Maldivian President Abdulla Yameen on Sunday suffered a humiliating legal defeat after the country's top court rejected his plea to annul the last month's presidential elections.
A five-judge bench of the court unanimously ruled that Yameen did not provide sufficient claims on concerns of vote rigging and electoral fraud. The court also rejected Yameen's request to oversee a police investigation into the charges, Maldives Independent reported.
The Maldivian top court said that there was no legal basis to hold a fresh election or a criminal investigation. Following the ruling, people waiting outside the court erupted in celebrations and called for Yameen's arrest.
Yameen claimed that the country's election commission had deliberately used pens with disappearing ink and specially treated ballot papers that wiped off his votes.
In the hotly-contested presidential elections, held on September 23, Ibrahim Mohamed Solih, the opposition Maldivian Democratic Party's candidate, emerged victorious by garnering 134,616 votes, while Yameen managed to get 96,132 votes only, in an outcome hailed as a win for democracy in the crisis-hit island nation.
While Yameen publicly accepted his defeat, he later filed a legal challenge with the Maldivian top court, alleging of irregularities in the voting process.
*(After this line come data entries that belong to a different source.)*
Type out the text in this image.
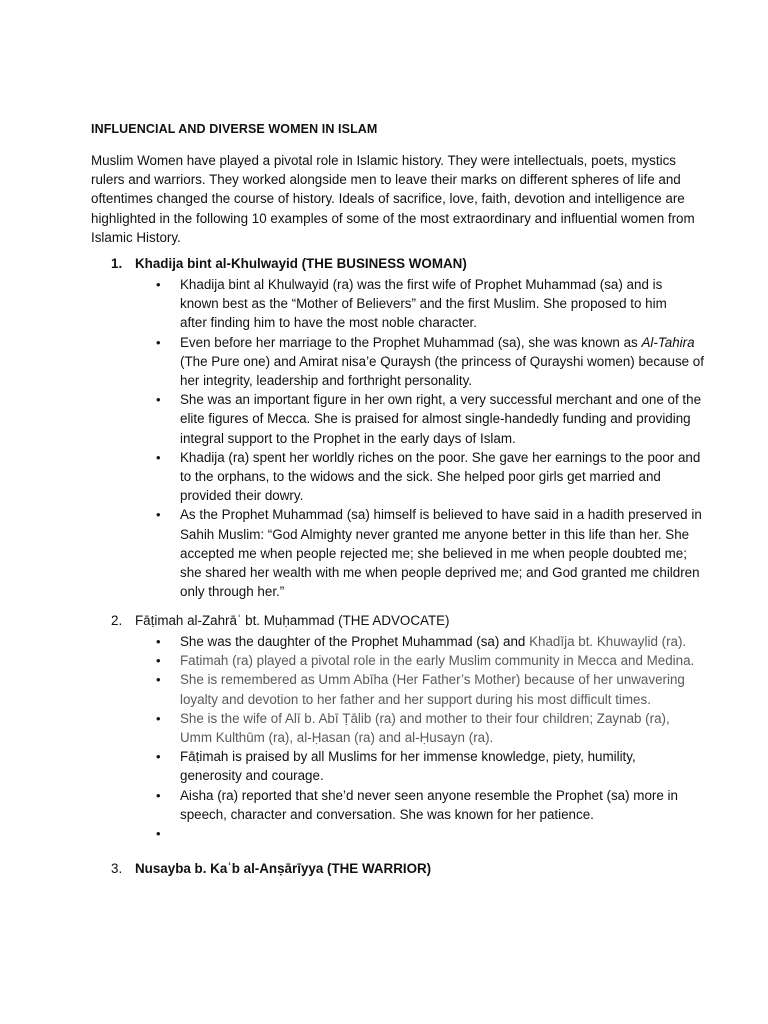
INFLUENCIAL AND DIVERSE WOMEN IN ISLAM

Muslim Women have played a pivotal role in Islamic history. They were intellectuals, poets, mystics
rulers and warriors. They worked alongside men to leave their marks on different spheres of life and
oftentimes changed the course of history. Ideals of sacrifice, love, faith, devotion and intelligence are
highlighted in the following 10 examples of some of the most extraordinary and influential women from
Islamic History.

1. Khadija bint al-Khulwayid (THE BUSINESS WOMAN)
• Khadija bint al Khulwayid (ra) was the first wife of Prophet Muhammad (sa) and is
known best as the “Mother of Believers” and the first Muslim. She proposed to him
after finding him to have the most noble character.
• Even before her marriage to the Prophet Muhammad (sa), she was known as Al-Tahira
(The Pure one) and Amirat nisa’e Quraysh (the princess of Qurayshi women) because of
her integrity, leadership and forthright personality.
• She was an important figure in her own right, a very successful merchant and one of the
elite figures of Mecca. She is praised for almost single-handedly funding and providing
integral support to the Prophet in the early days of Islam.
• Khadija (ra) spent her worldly riches on the poor. She gave her earnings to the poor and
to the orphans, to the widows and the sick. She helped poor girls get married and
provided their dowry.
• As the Prophet Muhammad (sa) himself is believed to have said in a hadith preserved in
Sahih Muslim: “God Almighty never granted me anyone better in this life than her. She
accepted me when people rejected me; she believed in me when people doubted me;
she shared her wealth with me when people deprived me; and God granted me children
only through her.”
2. Fāṭimah al-Zahrāʾ bt. Muḥammad (THE ADVOCATE)
• She was the daughter of the Prophet Muhammad (sa) and Khadīja bt. Khuwaylid (ra).
• Fatimah (ra) played a pivotal role in the early Muslim community in Mecca and Medina.
• She is remembered as Umm Abīha (Her Father’s Mother) because of her unwavering
loyalty and devotion to her father and her support during his most difficult times.
• She is the wife of Alī b. Abī Ṭālib (ra) and mother to their four children; Zaynab (ra),
Umm Kulthūm (ra), al-Ḥasan (ra) and al-Ḥusayn (ra).
• Fāṭimah is praised by all Muslims for her immense knowledge, piety, humility,
generosity and courage.
• Aisha (ra) reported that she’d never seen anyone resemble the Prophet (sa) more in
speech, character and conversation. She was known for her patience.
•

3. Nusayba b. Kaʿb al-Anṣārīyya (THE WARRIOR)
With the verdict announced, Solih is set to take office as the new Maldivian president on November 17.
Earlier this week, the 59-year-old strongman, who came to power in 2013 and cracked down on dissent during his five-year rule, had admitted his defeat in the presidential polls once again, despite challenging the election results.
The archipelago has been engulfed in a political upheaval over the past few months, with Yameen imposing a state of emergency to annul the country's top court ruling that quashed the convictions of nine opposition leaders, including Mohamed Nasheed, Maldives' first democratically-elected president.